At the same time, hundreds of university professors, lecturers and researchers staged a protest in front of the House, where lawmakers were voting on the controversial reform bill.
There were moments of tension when groups of students wearing dark glasses and scarves to hide their faces tried to break through police ranks and join the protests before the House.
Some 50 succeeded in reaching the parliamentary square where they began shouting slogans against Premier Silvio Berlusconi and Education Minister Letizia Moratti and threw two smoke bombs at the building. At one point, dozens of opposition lawmakers intervened to mediate, placing themselves between crowd control police and the students. One Green MP told reporters that "it would be all too convenient (for the government) if this protest turned into a public order problem."
Italian universities are in uproar over the reform bill, which they say will undermine the quality of public university education and increase job precariousness. Researchers in particular are alarmed, saying that it will increase rather than stem the tide of Italians forced to pursue their research studies abroad. Under the reforms, PhD graduates interested in continuing research will be offered five-year contracts with universities which can then be renewed for another five years.
After that, they will be entitled to compete for posts as professors, with universities being able to take their pick from the exam winners who would then be offered a three-year contract. This contract would be renewable for another three years, after which universities would have to decide whether to offer the temporary professors a permanent post.

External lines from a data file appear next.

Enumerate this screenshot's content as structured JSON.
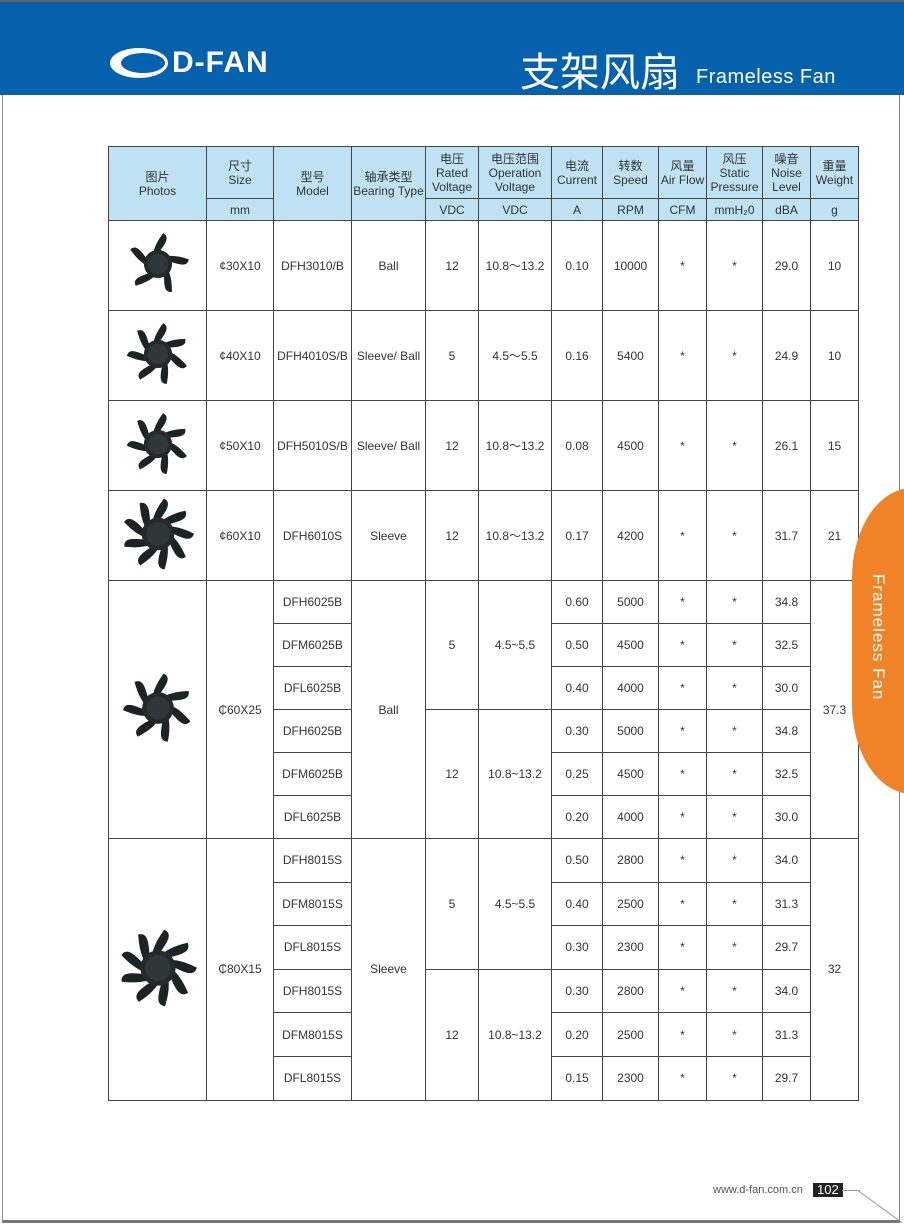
{
  "header": {
    "logo": "D-FAN",
    "title_cn": "支架风扇",
    "title_en": "Frameless Fan"
  },
  "side_tab": "Frameless Fan",
  "footer": {
    "url": "www.d-fan.com.cn",
    "page": "102"
  },
  "colors": {
    "header": "#0561ab",
    "table_header": "#bfe3f5",
    "side_tab": "#f08228"
  },
  "table": {
    "headers": [
      {
        "cn": "图片",
        "en": "Photos"
      },
      {
        "cn": "尺寸",
        "en": "Size",
        "unit": "mm"
      },
      {
        "cn": "型号",
        "en": "Model"
      },
      {
        "cn": "轴承类型",
        "en": "Bearing Type"
      },
      {
        "cn": "电压",
        "en": "Rated Voltage",
        "unit": "VDC"
      },
      {
        "cn": "电压范围",
        "en": "Operation Voltage",
        "unit": "VDC"
      },
      {
        "cn": "电流",
        "en": "Current",
        "unit": "A"
      },
      {
        "cn": "转数",
        "en": "Speed",
        "unit": "RPM"
      },
      {
        "cn": "风量",
        "en": "Air Flow",
        "unit": "CFM"
      },
      {
        "cn": "风压",
        "en": "Static Pressure",
        "unit": "mmH₂0"
      },
      {
        "cn": "噪音",
        "en": "Noise Level",
        "unit": "dBA"
      },
      {
        "cn": "重量",
        "en": "Weight",
        "unit": "g"
      }
    ],
    "single_rows": [
      {
        "size": "¢30X10",
        "model": "DFH3010/B",
        "bearing": "Ball",
        "voltage": "12",
        "range": "10.8～13.2",
        "current": "0.10",
        "speed": "10000",
        "flow": "*",
        "pressure": "*",
        "noise": "29.0",
        "weight": "10",
        "blades": 5
      },
      {
        "size": "¢40X10",
        "model": "DFH4010S/B",
        "bearing": "Sleeve/ Ball",
        "voltage": "5",
        "range": "4.5～5.5",
        "current": "0.16",
        "speed": "5400",
        "flow": "*",
        "pressure": "*",
        "noise": "24.9",
        "weight": "10",
        "blades": 7
      },
      {
        "size": "¢50X10",
        "model": "DFH5010S/B",
        "bearing": "Sleeve/ Ball",
        "voltage": "12",
        "range": "10.8～13.2",
        "current": "0.08",
        "speed": "4500",
        "flow": "*",
        "pressure": "*",
        "noise": "26.1",
        "weight": "15",
        "blades": 7
      },
      {
        "size": "¢60X10",
        "model": "DFH6010S",
        "bearing": "Sleeve",
        "voltage": "12",
        "range": "10.8～13.2",
        "current": "0.17",
        "speed": "4200",
        "flow": "*",
        "pressure": "*",
        "noise": "31.7",
        "weight": "21",
        "blades": 9
      }
    ],
    "groups": [
      {
        "size": "₵60X25",
        "bearing": "Ball",
        "weight": "37.3",
        "blades": 7,
        "voltage_groups": [
          {
            "voltage": "5",
            "range": "4.5~5.5"
          },
          {
            "voltage": "12",
            "range": "10.8~13.2"
          }
        ],
        "rows": [
          {
            "model": "DFH6025B",
            "current": "0.60",
            "speed": "5000",
            "flow": "*",
            "pressure": "*",
            "noise": "34.8"
          },
          {
            "model": "DFM6025B",
            "current": "0.50",
            "speed": "4500",
            "flow": "*",
            "pressure": "*",
            "noise": "32.5"
          },
          {
            "model": "DFL6025B",
            "current": "0.40",
            "speed": "4000",
            "flow": "*",
            "pressure": "*",
            "noise": "30.0"
          },
          {
            "model": "DFH6025B",
            "current": "0.30",
            "speed": "5000",
            "flow": "*",
            "pressure": "*",
            "noise": "34.8"
          },
          {
            "model": "DFM6025B",
            "current": "0.25",
            "speed": "4500",
            "flow": "*",
            "pressure": "*",
            "noise": "32.5"
          },
          {
            "model": "DFL6025B",
            "current": "0.20",
            "speed": "4000",
            "flow": "*",
            "pressure": "*",
            "noise": "30.0"
          }
        ]
      },
      {
        "size": "₵80X15",
        "bearing": "Sleeve",
        "weight": "32",
        "blades": 9,
        "voltage_groups": [
          {
            "voltage": "5",
            "range": "4.5~5.5"
          },
          {
            "voltage": "12",
            "range": "10.8~13.2"
          }
        ],
        "rows": [
          {
            "model": "DFH8015S",
            "current": "0.50",
            "speed": "2800",
            "flow": "*",
            "pressure": "*",
            "noise": "34.0"
          },
          {
            "model": "DFM8015S",
            "current": "0.40",
            "speed": "2500",
            "flow": "*",
            "pressure": "*",
            "noise": "31.3"
          },
          {
            "model": "DFL8015S",
            "current": "0.30",
            "speed": "2300",
            "flow": "*",
            "pressure": "*",
            "noise": "29.7"
          },
          {
            "model": "DFH8015S",
            "current": "0.30",
            "speed": "2800",
            "flow": "*",
            "pressure": "*",
            "noise": "34.0"
          },
          {
            "model": "DFM8015S",
            "current": "0.20",
            "speed": "2500",
            "flow": "*",
            "pressure": "*",
            "noise": "31.3"
          },
          {
            "model": "DFL8015S",
            "current": "0.15",
            "speed": "2300",
            "flow": "*",
            "pressure": "*",
            "noise": "29.7"
          }
        ]
      }
    ]
  }
}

Critics argue that researchers would face up to 16 years on precarious contracts with no guarantees of a job at the end of it since universities could decide to save money by relying on temporary professors and researchers only. The average researcher's salary is little more than 1,100 euros a month and there is little prospect of this improving in the near future.
This could also increase the number of those with temporary positions having to resort to other work to get by, critics say, given that the reform allows professors to do other paid activities. There is also the risk that university teaching will be turned into a secondary job for professionals with outside careers, critics say, since the bill includes plans to open temporary professorships and research posts to members of outside businesses or institutes.
The private sector will also be encouraged to invest in the university system, which is currently funded by public money. Moratti has firmly defended her reforms, saying they will create a more flexible, modern and meritocratic system. She argues that university hiring systems will be made more transparent, with national exams replacing exams held by individual universities.
The introduction of research posts based on temporary contracts will increase the number of reasearchers in the university system and provide them with ample opportunities for a full-time job, she says. But the leader of Italy's researchers' association, Marco Merafina, said on Tuesday that the law was "scandalous" and would "ruin the university system".
Meanwhile, the union of university students (UDU) said the bill contained no measures to improve the situation of degree students. It said there were no funds for student grants or increasing public housing for students to enable them to leave home to study if necessary. The union also protested that the government's 2006 budget contained further cuts to public spending on the university system.
"They are trying to create a system in which only those people who can afford to take a degree will be able to do so," it said.